Daniel Gissinger, président des Restos du cœur du Val-de-Marne
Des relations complexes avec la grande distribution
Alors que la loi Garot sur le gaspillage alimentaire, entrée en vigueur en 2016, interdit désormais aux grandes et moyennes surfaces de rendre les produits invendus impropres à la consommation, par exemple en les javellisant, les associations constatent paradoxalement que cela a conduit les distributeurs à casser les prix à l’approche de la date de péremption plutôt qu’à les donner de manière anticipée. “Depuis trois ou quatre ans, nous nous retrouvons avec des stocks de produits dont personne ne veut et qui périment le jour-même, quand ça n’est pas déjà le cas. Parallèlement à cela, il y a le problème des volumes. Le magasin vous impose parfois de prendre la totalité de son stock sans prendre en compte vos capacités et vos besoins réels. Il y a parfois une forme de chantage, c’est tout ou rien. Il est temps que la grande distribution ne nous prenne plus pour sa poubelle”, dénonce Daniel Gissinger, président des Restos du cœur du Val-de-Marne. Les associations s’agacent aussi du fait que la grande distribution défiscalise ces dons alimentaires quand les associations doivent encaisser le coût de la gestion, de la conservation et de la distribution. Invité à la réunion des associations, Matthias Ott, préfet délégué à l’égalité des chances dans le Val-de-Marne, a proposé une rencontre entre acteurs associatifs et représentants de grandes et moyennes surfaces pour rendre les relations plus fluides.

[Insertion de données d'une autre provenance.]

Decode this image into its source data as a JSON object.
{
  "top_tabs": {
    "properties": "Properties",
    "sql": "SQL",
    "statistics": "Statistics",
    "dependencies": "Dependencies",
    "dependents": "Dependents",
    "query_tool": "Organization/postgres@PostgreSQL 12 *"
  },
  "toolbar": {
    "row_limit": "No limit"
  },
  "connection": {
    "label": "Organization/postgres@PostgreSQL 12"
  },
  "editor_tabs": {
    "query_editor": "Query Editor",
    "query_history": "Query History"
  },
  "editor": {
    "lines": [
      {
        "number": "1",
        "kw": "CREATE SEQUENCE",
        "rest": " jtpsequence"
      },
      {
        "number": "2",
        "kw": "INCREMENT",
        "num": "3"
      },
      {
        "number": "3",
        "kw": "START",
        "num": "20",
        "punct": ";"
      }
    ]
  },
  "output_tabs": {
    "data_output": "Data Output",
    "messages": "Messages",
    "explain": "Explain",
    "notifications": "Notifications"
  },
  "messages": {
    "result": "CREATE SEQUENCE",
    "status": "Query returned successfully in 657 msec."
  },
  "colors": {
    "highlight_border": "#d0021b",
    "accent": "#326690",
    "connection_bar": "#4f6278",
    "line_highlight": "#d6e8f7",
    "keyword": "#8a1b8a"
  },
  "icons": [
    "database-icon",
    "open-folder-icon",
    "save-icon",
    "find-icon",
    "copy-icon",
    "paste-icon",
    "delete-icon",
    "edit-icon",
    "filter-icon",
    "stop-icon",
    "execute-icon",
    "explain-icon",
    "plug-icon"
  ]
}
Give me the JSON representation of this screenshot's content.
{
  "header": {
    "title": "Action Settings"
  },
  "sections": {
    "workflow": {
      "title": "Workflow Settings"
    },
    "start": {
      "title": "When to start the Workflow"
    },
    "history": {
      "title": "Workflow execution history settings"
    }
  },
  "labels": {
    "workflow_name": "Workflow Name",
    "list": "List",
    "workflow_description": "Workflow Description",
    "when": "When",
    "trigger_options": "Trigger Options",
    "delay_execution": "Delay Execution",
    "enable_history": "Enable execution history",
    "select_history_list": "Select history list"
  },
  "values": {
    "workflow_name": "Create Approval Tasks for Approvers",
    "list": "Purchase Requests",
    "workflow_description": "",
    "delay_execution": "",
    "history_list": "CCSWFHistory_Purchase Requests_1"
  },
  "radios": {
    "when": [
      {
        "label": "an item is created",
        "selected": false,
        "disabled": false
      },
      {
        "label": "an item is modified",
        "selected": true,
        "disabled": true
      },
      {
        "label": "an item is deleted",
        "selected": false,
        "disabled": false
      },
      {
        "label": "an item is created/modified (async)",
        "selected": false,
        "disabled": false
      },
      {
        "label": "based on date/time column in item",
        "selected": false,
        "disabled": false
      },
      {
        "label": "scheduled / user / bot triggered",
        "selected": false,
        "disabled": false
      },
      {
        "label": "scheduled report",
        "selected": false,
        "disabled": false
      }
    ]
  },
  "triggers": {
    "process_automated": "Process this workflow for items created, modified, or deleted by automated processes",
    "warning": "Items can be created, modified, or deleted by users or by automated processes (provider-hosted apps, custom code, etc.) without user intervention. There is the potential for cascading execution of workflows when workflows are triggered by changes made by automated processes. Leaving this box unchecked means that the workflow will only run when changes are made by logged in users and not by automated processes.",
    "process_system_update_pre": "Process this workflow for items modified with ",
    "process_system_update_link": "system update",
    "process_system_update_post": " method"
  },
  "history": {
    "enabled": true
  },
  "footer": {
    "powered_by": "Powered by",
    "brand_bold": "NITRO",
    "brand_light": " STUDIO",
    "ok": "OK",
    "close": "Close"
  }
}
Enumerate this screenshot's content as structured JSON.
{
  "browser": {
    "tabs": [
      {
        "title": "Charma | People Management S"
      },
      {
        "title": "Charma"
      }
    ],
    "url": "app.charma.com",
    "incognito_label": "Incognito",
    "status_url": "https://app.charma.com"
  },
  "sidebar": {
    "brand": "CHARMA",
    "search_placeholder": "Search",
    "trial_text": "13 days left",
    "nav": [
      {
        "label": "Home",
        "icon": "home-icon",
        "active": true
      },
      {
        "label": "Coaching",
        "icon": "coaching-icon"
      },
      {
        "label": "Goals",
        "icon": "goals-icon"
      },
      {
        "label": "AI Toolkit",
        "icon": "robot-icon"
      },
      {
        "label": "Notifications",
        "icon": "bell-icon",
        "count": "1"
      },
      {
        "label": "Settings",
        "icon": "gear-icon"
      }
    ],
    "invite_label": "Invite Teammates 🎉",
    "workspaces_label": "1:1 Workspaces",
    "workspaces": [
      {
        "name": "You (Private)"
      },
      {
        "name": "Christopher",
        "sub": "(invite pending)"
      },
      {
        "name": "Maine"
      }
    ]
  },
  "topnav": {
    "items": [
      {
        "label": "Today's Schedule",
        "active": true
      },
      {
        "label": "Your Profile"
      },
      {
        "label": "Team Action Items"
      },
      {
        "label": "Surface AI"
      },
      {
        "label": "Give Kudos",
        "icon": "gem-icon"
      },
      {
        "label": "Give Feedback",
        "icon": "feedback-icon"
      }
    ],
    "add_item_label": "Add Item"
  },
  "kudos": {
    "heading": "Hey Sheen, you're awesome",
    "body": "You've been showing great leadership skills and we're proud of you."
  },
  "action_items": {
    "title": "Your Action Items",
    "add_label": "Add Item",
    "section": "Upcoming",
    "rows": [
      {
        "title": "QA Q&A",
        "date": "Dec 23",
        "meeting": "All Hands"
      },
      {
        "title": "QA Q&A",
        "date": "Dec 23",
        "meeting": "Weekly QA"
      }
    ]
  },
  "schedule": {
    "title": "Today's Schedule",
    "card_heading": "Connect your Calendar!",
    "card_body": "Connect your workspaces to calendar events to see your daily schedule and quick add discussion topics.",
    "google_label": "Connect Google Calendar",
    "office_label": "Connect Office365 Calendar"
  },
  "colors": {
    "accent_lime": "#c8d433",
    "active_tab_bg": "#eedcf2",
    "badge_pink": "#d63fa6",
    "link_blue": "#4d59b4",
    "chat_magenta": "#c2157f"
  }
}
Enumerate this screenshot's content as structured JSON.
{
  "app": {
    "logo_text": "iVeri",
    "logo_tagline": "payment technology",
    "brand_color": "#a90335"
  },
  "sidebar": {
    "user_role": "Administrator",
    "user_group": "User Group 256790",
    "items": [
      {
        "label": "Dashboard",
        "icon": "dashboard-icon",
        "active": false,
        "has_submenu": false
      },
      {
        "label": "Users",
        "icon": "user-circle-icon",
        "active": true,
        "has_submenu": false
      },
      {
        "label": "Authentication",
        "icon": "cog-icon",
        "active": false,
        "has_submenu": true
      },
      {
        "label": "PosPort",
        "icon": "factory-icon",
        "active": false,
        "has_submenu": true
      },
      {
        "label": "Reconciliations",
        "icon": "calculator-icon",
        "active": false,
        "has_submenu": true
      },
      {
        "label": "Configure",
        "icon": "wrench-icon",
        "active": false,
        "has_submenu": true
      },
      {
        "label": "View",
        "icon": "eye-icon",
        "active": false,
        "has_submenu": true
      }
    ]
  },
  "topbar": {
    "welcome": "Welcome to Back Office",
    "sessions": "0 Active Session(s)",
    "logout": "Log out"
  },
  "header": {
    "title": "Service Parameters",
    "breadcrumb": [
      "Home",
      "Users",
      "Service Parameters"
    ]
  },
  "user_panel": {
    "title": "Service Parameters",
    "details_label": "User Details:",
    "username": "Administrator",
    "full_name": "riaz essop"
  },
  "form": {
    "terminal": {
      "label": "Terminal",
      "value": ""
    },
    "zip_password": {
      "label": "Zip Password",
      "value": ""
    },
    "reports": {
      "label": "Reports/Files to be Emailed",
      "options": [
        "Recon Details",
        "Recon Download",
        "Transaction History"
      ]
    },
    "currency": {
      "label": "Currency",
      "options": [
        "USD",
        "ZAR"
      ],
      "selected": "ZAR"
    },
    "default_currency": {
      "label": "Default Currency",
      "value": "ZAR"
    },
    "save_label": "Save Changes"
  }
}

Après le plan de relance, commencer financer la plate-forme logistique ?
Le stockage des produits constitue par ailleurs un défi croissant pour l’aide alimentaire, face à l’augmentation des bénéficiaires. Sur ce plan là, les associations ont bénéficié d’un gros coup de pouce de l’Etat dans le cadre du plan de relance, qui leur a permis d’investir ensemble dans une plate-forme logistique. Trois associations, le Secours Populaire, La Croix Rouge et Emmaüs Solidarité, ont porté ce projet d’un demi-million d’euros. L’entrepôt de 600 m2, loué depuis un an à l’exploitant du parc d’activité des Petits carreaux, Segros, à Bonneuil-sur-Marne, dispose d’un conducteur avec chariot de manutention et d’un camion de livraison. Plusieurs dizaines d’autres associations plus petites y recourent également. “Cet espace nous permet gérer les à-coups de livraison. Nous y stockons des palettes qui encombreraient les lieux où nous recevons le public. Car à mesure que le nombre de bénéficiaires augmente, les volumes de marchandises s’accroissent”, résume Jean-Georges Belmont, représentant du Secours Populaire du Val-de-Marne.
Une urgence
Le problème est que le plan de relance est désormais terminé. La question du financement de la plateforme va donc devenir cruciale. “Nous avons terriblement besoin de vous et l’Etat fera tout ce qui est dans son possible pour pérenniser cette plateforme”, leur a promis Matthias Ott ce vendredi. Car les chiffres sont sans appel. Selon la Croix-Rouge du Val-de-Marne, après échanges avec les autres associations, le nombre de bénéficiaires de l’aide alimentaire dans le département a augment de 40 à 60% au premier semestre.